Differential effects of pressure and flow on DNA and protein synthesis and on fibronectin expression by arteries in a novel organ culture system.

Structural adaptation of the blood vessel wall occurs in response to mechanical factors related to blood pressure and flow. To elucidate the relative roles of pressure, flow, and medium composition, we have developed a novel organ culture system in which rabbit thoracic aorta, held at in vivo length, can be perfused and pressurized at independently varied flow and pressure for several days. Histology and histomorphometry, as well as scanning electron microscopy, revealed a well-preserved wall structure. In arteries perfused and pressurized at 80 mm Hg, endothelial injury led to a 2-fold increase in [3H]thymidine incorporation in the media, which peaked at 3 to 5 days and returned to baseline level at 6 to 8 days. In intact endothelialized vessels cultured for 3 days under no-flow conditions, pressure per se had no effect on DNA synthesis.
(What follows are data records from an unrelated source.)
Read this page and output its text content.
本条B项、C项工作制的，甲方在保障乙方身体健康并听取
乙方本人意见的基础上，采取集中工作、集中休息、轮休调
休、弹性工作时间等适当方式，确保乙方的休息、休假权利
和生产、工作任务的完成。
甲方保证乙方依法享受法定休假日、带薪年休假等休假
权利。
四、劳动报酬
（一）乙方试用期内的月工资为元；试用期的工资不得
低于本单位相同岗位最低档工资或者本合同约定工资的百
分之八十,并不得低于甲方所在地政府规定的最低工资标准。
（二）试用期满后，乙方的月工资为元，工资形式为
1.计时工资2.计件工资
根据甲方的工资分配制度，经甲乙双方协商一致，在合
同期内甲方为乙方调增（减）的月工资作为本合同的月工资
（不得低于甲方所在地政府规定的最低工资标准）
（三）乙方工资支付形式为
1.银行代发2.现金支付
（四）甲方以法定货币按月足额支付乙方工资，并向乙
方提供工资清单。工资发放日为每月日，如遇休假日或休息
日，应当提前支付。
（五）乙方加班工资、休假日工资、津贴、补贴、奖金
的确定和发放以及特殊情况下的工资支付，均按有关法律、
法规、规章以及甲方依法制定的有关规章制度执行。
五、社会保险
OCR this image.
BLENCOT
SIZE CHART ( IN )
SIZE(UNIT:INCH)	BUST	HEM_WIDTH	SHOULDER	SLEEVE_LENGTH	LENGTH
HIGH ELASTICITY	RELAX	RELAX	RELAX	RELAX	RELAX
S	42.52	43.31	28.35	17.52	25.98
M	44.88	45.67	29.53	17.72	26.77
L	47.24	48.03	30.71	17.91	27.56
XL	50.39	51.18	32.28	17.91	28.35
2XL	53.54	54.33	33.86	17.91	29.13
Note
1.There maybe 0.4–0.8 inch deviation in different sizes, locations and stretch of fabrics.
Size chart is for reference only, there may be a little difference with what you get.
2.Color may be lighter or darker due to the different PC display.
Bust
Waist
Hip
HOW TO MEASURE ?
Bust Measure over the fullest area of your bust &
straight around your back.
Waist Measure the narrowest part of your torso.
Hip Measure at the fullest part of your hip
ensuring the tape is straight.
In contrast, in the presence of serum, total protein synthesis, as assessed by [35S]methionine incorporation into the media, was enhanced 6-fold at 150 mm Hg compared with vessels pressurized at 0 or 80 mm Hg. In intact vessels perfused at a constant flow of 40 mL/min for 3 days, DNA synthesis was unchanged regardless of the pressure level when vessels were cultured in the presence of serum but increased 8-fold at both 80 and 150 mm Hg in the absence of serum. Unlike DNA synthesis, total protein synthesis was enhanced 12-fold by flow regardless of the presence or absence of serum. Expression of fibronectin was markedly enhanced at high transmural pressure, and serum potentiated its expression in the arterial wall. This novel organ culture system of perfused and pressurized vessels allowed identification of differential effects of pressure, flow, and serum on DNA and total protein synthesis, including cellular fibronectin expression.